Climate change is speeding up, with deep and widespread cuts to greenhouse gas emissions needed in the next few decades to prevent the worst of its devastating impact.
To showcase how cities and nations can thrive while minimising their carbon footprint, the recent TechInnovation 2021 dedicated its first day to keynote and thematic sessions with the theme of “Green and Sustainable Future”.
The event, presented by IPI and in its 10th edition this year, was held virtually from 28 to 30 September. Over 2,400 people and 160 exhibitors, including 11 national innovation agencies and technology consortia, took part in the event.
Revving up adoption of electric vehicles
During the keynote session, titled “Powering a Green and Sustainable Future”, experts shared their insights on electric vehicles (EVs), eco-friendly urban solutions and clean energy.
While mass adoption of EVs is crucial to shrinking transport-related emissions, many people are afraid that EVs will take too long to charge, that they may be stranded if their EV runs out of power, and that there may not be charging outlets available when they reach a charging station, shared Dr Doron Myersdorf, Chief Executive Officer and Co-Founder of StoreDot.
His firm’s extremely fast-charging battery for EVs could help eliminate such fears. It currently delivers 17 miles (27 kilometres) of travel for each minute of charging, and the company aims to increase this to 21 miles by 2024 and 27 miles by 2028. “With this battery, charging will be like refuelling at a station, except without the fuels,” he said.
He noted that there is a vast market for fast-charging solutions. “Whether it’s shared mobility, or electric, autonomous or connected vehicles, all of these need fast-charging,” he said. “Even if you take out the heavy-duty trucks and smaller cars, you’re still looking at a US$118 billion market for batteries, and a US$76 billion market for extremely fast-charging solutions.”
The great green energy transition
Cindy Lim, Chief Executive Officer of Keppel Infrastructure Holdings, discussed Southeast Asia’s major energy trends, the importance of partnerships in boosting innovation, industries’ opportunities and challenges, and how to look after citizens during energy transitions.
“Even before the COVID-19 pandemic, rapid and massive urbanisation and digitalisation were already taking place, creating unprecedented demand for energy and putting stressors on the environment. The COVID-19 crisis has only accentuated the need for cities to be cleaner and healthier,” she said, adding that governments and firms have taken note and put forward bold climate goals and commitments in the past year.
She noted that the Association of Southeast Asian Nations (ASEAN) aims to make 23 percent of its primary energy renewable by 2025. Southeast Asia is also moving towards more resilient power supply and grids, greater electrification and energy efficiency, and wider accessibility to low-carbon electricity, with technology acting as force multiplier to all of these trends.
She cautioned that governments should support citizens through disruptions that could result from the green energy transition. “As we accelerate in our transition, we must not forget the three ‘A’s: raising awareness of the potential impact of the transition, helping people adapt to changes, and making green job opportunities accessible to diverse citizens,” she said.
Harnessing the sun
Renewable power is here to stay, declared Frank Phuan, Chief Executive Officer and Co-Founder of the Sunseap Group. He gave an overview of the potential of solar energy to green electricity mixes. While the Solar Energy Research Institute of Singapore has estimated that Singapore could achieve 8.6 gigawatt-peak of solar power by 2050, for example, it could do even better, with ongoing improvements in solar panels and related technologies.

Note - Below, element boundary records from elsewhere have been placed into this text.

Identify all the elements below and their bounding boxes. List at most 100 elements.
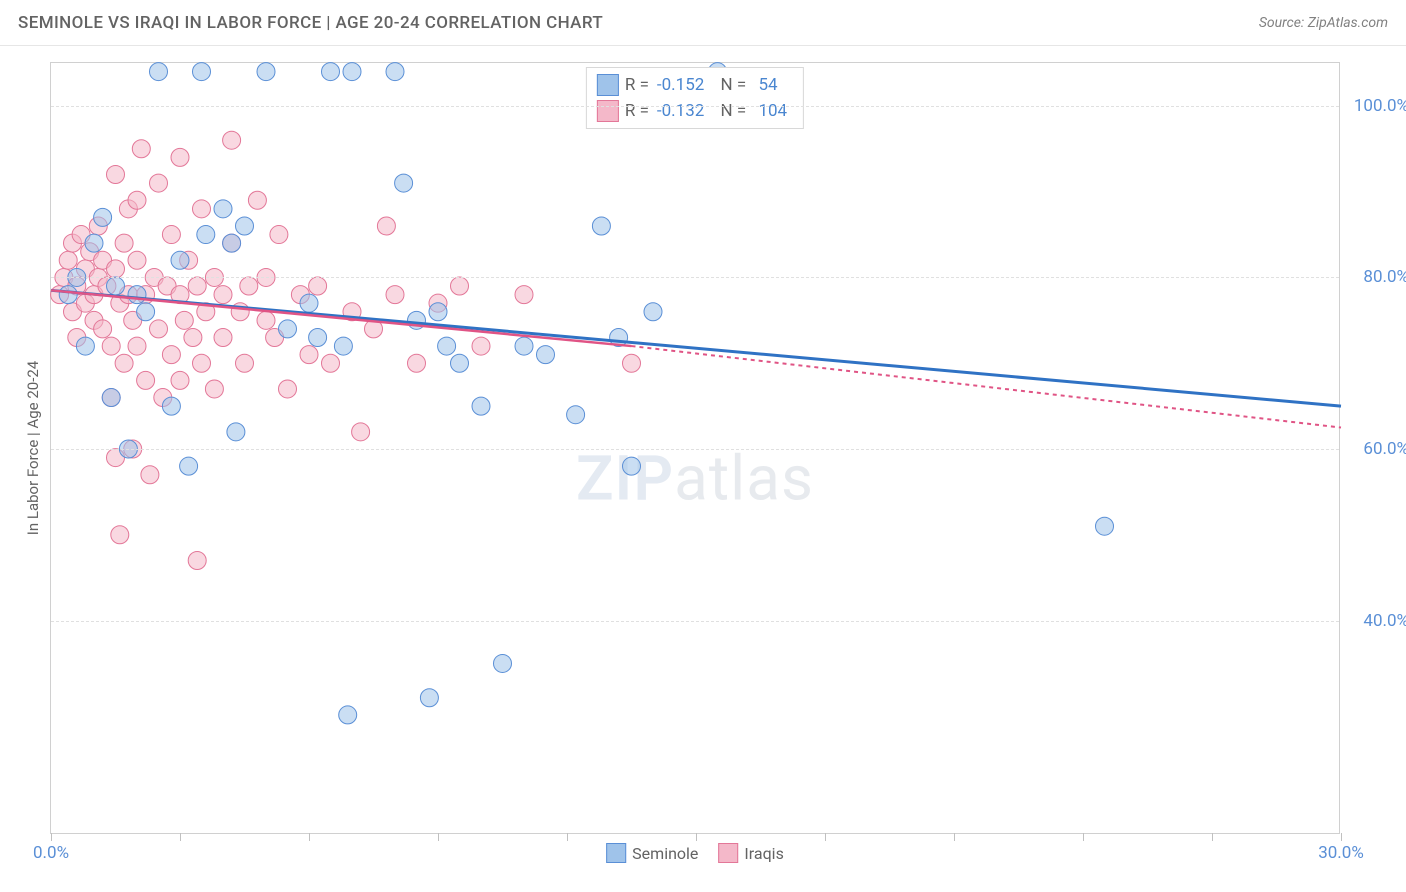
data-point xyxy=(128,286,146,304)
data-point xyxy=(214,200,232,218)
legend-swatch xyxy=(606,843,626,863)
data-point xyxy=(175,311,193,329)
y-tick-label: 80.0% xyxy=(1363,267,1406,287)
data-point xyxy=(171,371,189,389)
x-tick xyxy=(180,833,181,841)
x-tick xyxy=(825,833,826,841)
data-point xyxy=(162,226,180,244)
series-legend: Seminole Iraqis xyxy=(606,843,784,863)
data-point xyxy=(94,320,112,338)
data-point xyxy=(236,354,254,372)
x-tick xyxy=(567,833,568,841)
legend-r-label: R = xyxy=(625,72,649,98)
data-point xyxy=(94,208,112,226)
data-point xyxy=(188,277,206,295)
legend-series-name: Seminole xyxy=(632,844,698,863)
data-point xyxy=(644,303,662,321)
data-point xyxy=(111,526,129,544)
x-tick-label: 0.0% xyxy=(33,843,69,863)
x-tick xyxy=(1341,833,1342,841)
data-point xyxy=(309,277,327,295)
series-legend-item: Seminole xyxy=(606,843,698,863)
header: SEMINOLE VS IRAQI IN LABOR FORCE | AGE 2… xyxy=(0,0,1406,46)
data-point xyxy=(279,380,297,398)
data-point xyxy=(395,174,413,192)
data-point xyxy=(128,191,146,209)
data-point xyxy=(137,303,155,321)
data-point xyxy=(205,380,223,398)
data-point xyxy=(188,552,206,570)
y-tick-label: 40.0% xyxy=(1363,611,1406,631)
data-point xyxy=(300,346,318,364)
data-point xyxy=(257,63,275,81)
series-legend-item: Iraqis xyxy=(718,843,783,863)
data-point xyxy=(300,294,318,312)
legend-n-value: 104 xyxy=(754,98,787,124)
data-point xyxy=(236,217,254,235)
data-point xyxy=(1096,517,1114,535)
data-point xyxy=(115,234,133,252)
data-point xyxy=(150,320,168,338)
data-point xyxy=(408,354,426,372)
data-point xyxy=(567,406,585,424)
y-axis-label: In Labor Force | Age 20-24 xyxy=(24,361,42,535)
data-point xyxy=(102,337,120,355)
scatter-svg xyxy=(51,63,1339,833)
chart-title: SEMINOLE VS IRAQI IN LABOR FORCE | AGE 2… xyxy=(18,13,603,33)
data-point xyxy=(85,234,103,252)
data-point xyxy=(248,191,266,209)
data-point xyxy=(334,337,352,355)
x-tick xyxy=(438,833,439,841)
data-point xyxy=(107,277,125,295)
data-point xyxy=(128,337,146,355)
data-point xyxy=(309,328,327,346)
legend-r-value: -0.132 xyxy=(657,98,704,124)
data-point xyxy=(214,328,232,346)
legend-r-value: -0.152 xyxy=(657,72,704,98)
data-point xyxy=(451,277,469,295)
data-point xyxy=(107,260,125,278)
data-point xyxy=(339,706,357,724)
data-point xyxy=(386,63,404,81)
data-point xyxy=(451,354,469,372)
x-tick xyxy=(1212,833,1213,841)
legend-n-value: 54 xyxy=(754,72,777,98)
data-point xyxy=(438,337,456,355)
y-tick-label: 60.0% xyxy=(1363,439,1406,459)
data-point xyxy=(214,286,232,304)
y-tick-label: 100.0% xyxy=(1354,96,1406,116)
data-point xyxy=(257,311,275,329)
legend-swatch xyxy=(718,843,738,863)
data-point xyxy=(420,689,438,707)
data-point xyxy=(515,337,533,355)
data-point xyxy=(227,423,245,441)
data-point xyxy=(240,277,258,295)
data-point xyxy=(352,423,370,441)
data-point xyxy=(171,251,189,269)
data-point xyxy=(197,226,215,244)
data-point xyxy=(322,354,340,372)
data-point xyxy=(223,131,241,149)
data-point xyxy=(102,389,120,407)
correlation-legend-row: R =-0.152 N = 54 xyxy=(597,72,793,98)
data-point xyxy=(132,140,150,158)
data-point xyxy=(429,303,447,321)
regression-line-dashed xyxy=(632,346,1342,427)
data-point xyxy=(472,397,490,415)
data-point xyxy=(162,397,180,415)
data-point xyxy=(180,457,198,475)
data-point xyxy=(386,286,404,304)
data-point xyxy=(150,63,168,81)
data-point xyxy=(128,251,146,269)
data-point xyxy=(59,251,77,269)
data-point xyxy=(377,217,395,235)
source-link[interactable]: ZipAtlas.com xyxy=(1308,15,1388,31)
data-point xyxy=(223,234,241,252)
gridline-horizontal xyxy=(51,277,1339,278)
data-point xyxy=(115,354,133,372)
x-tick-label: 30.0% xyxy=(1318,843,1364,863)
legend-series-name: Iraqis xyxy=(744,844,783,863)
data-point xyxy=(171,148,189,166)
data-point xyxy=(107,166,125,184)
correlation-legend-row: R =-0.132 N = 104 xyxy=(597,98,793,124)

Phuan pointed out that cities can install solar panels on a wide variety of horizontal and vertical surfaces. These include solar panels on rooftops and floating solar panel systems on reservoirs and the sea. “Putting floating solar panels on reservoirs would also help us to retain more water in the reservoirs, by reducing the rate of evaporation,” he said.
Vertical facades of buildings are another ripe area for solar panel installations, he continued. “There’s also solar fencing, where you use vertical, bifacial solar panels that produce power on both sides as fencing. We can also think about using solar panels as sound barriers along train tracks,” he added.

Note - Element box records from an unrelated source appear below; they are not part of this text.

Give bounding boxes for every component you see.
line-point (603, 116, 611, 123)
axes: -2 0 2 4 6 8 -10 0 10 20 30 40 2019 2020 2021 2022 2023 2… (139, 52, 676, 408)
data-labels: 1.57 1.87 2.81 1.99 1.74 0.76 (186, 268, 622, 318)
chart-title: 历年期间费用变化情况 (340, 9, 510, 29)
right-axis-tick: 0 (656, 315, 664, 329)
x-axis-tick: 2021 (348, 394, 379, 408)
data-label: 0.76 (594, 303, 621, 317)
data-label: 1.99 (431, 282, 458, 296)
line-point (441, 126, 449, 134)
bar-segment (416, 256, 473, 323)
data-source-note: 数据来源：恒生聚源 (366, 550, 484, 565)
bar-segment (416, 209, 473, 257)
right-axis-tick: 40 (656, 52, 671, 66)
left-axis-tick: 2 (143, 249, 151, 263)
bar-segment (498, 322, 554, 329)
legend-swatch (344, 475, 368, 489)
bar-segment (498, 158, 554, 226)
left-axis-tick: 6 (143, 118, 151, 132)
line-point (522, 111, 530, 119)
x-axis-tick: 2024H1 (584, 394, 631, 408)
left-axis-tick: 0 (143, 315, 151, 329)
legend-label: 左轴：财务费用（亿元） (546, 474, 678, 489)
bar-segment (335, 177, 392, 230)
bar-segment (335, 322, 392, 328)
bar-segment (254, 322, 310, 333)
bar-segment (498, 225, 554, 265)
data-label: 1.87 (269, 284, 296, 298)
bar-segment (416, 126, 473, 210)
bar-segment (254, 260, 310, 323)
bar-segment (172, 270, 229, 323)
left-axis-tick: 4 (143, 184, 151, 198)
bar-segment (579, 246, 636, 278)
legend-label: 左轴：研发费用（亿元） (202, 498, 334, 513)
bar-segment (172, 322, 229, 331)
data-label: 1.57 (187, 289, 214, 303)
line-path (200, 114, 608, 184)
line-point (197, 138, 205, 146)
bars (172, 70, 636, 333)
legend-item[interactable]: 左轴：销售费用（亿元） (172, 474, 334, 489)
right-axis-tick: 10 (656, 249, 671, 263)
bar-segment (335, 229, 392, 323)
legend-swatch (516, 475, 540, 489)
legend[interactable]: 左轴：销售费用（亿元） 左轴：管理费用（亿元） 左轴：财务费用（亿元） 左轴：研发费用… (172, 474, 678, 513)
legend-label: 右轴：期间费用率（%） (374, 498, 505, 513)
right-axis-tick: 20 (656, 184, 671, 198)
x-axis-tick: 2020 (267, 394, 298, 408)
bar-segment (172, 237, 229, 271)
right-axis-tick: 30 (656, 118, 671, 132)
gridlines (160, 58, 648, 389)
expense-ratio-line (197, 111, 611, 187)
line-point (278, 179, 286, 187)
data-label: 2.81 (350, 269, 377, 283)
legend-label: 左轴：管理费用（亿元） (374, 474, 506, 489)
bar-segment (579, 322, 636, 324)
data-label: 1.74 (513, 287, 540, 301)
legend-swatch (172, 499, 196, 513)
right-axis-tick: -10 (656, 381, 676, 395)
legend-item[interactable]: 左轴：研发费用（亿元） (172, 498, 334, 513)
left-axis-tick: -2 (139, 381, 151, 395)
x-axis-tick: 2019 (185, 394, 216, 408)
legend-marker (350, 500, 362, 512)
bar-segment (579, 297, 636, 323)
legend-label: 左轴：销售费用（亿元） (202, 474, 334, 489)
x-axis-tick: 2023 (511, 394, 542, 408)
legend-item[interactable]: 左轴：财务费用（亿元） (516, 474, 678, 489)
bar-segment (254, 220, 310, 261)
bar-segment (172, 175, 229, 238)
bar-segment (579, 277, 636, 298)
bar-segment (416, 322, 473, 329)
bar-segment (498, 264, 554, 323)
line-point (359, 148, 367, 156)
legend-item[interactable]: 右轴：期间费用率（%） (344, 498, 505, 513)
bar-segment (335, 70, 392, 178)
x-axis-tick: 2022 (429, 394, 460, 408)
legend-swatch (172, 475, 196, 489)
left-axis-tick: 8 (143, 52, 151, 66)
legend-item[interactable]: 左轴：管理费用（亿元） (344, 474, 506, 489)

He predicted: “In this generation, we are going to see an energy transition from a carbonised one to a decarbonised one, and this change is going to accelerate so much that we will find solar panels commonplace in the future. Think about this: every megawatt of solar panels that we install in and around Singapore is equivalent to planting 15,000 trees. All of us can do so much by choosing clean power, and installing solar panel systems.”